Corporate Investments

In our case study, HKT's managers have made a number of important investments in an effort to replace anticipated lost revenues from deregulation. Have these managers identified the best uses for HKT corporate funds? How can we evaluate this? What criteria should we use?
 
 

What are the constraints on HKT's managers in making decisions about new corporate investments?  Have they missed any options that you have identified?  What are the pros and cons of those options?  Did HKT's managers leave themselves enough flexibility?
 
 

Any spending that is intended to enhance shareholder wealth is investment.  In the pure economic use of the word, investment is spending on inputs that will produce new or more outputs.  Both these ways of using the term investment could include a wide range of investments beyond hiring more labor hours, buying more physical inputs and machinery, or brick and mortar expansion of plant, such as employee training, research and development, and hiring consultants to help with reorganization of the work place.

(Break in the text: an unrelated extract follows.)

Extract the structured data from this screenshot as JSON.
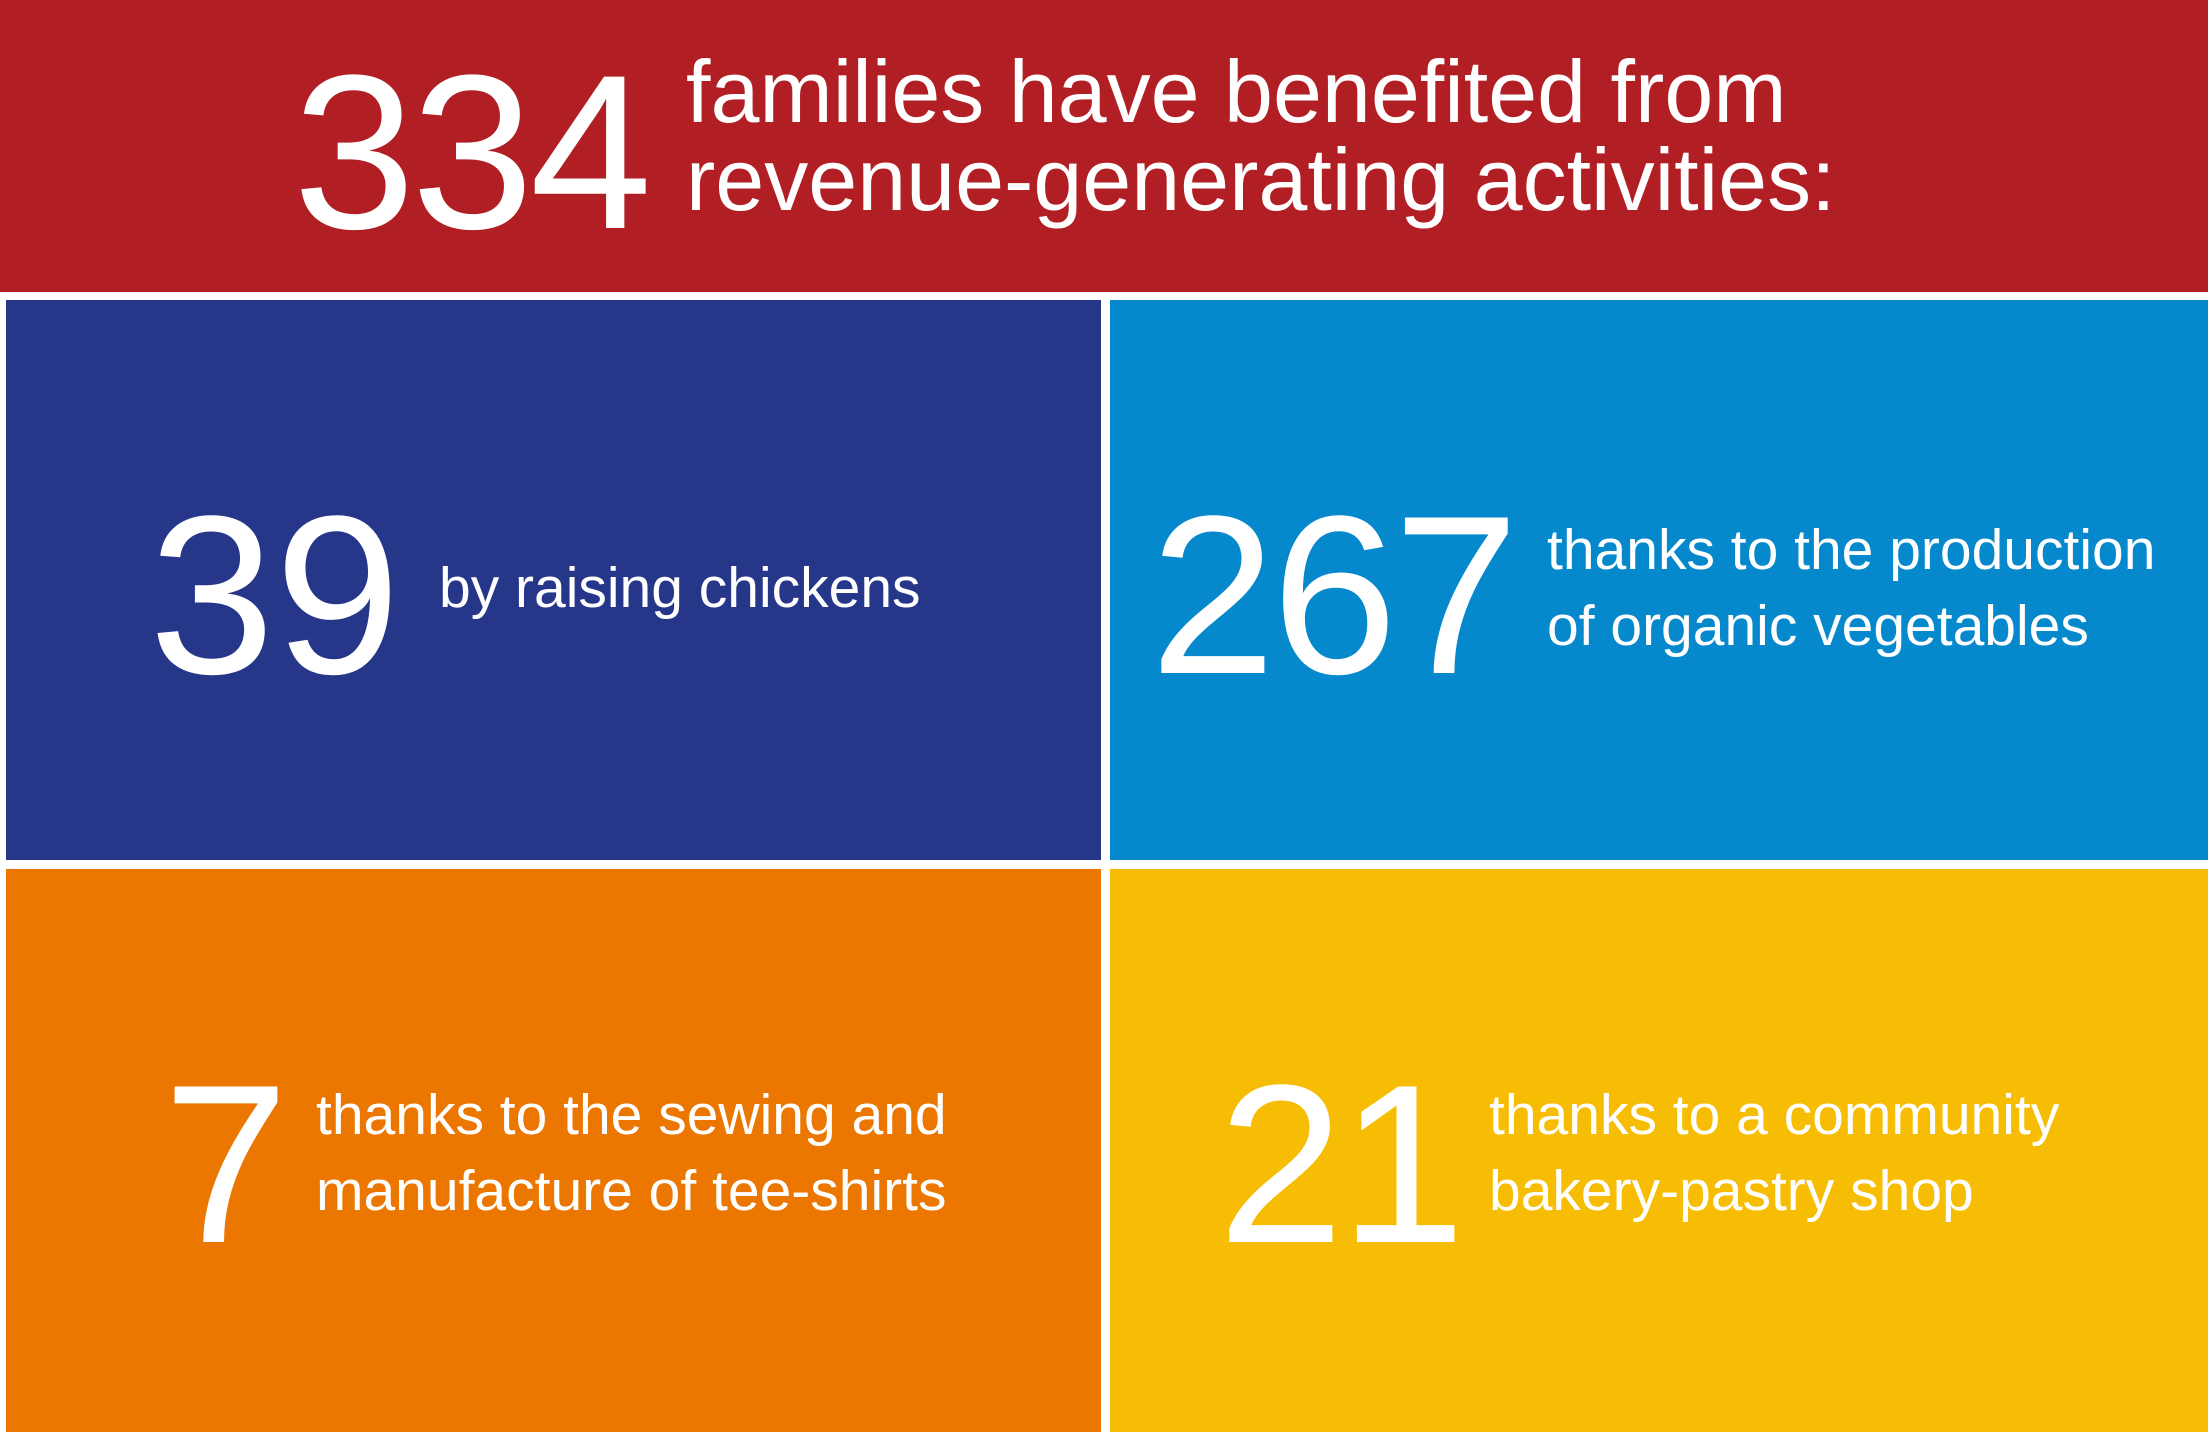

How have investments in computer technology (hardware and software) made it more difficult to measure productivity?  (Or was it that productivity was always very difficult to measure, but economists just ignored this problem?)  Is worker productivity enhanced by this new technology?  If so, who reaps the benefits of this enhancement?  HKT management unsuccessfully attempted to get the firm's workers to accept lower wages so the firm could remain "competitive" with new telecoms entering the deregulated Hong Kong market.  What are HKT management's options for lowering labor costs in the face of resistance to wage reductions?  Is it possible that the downward stickiness of HKT workers' wages could be a "blessing in disguise."  How?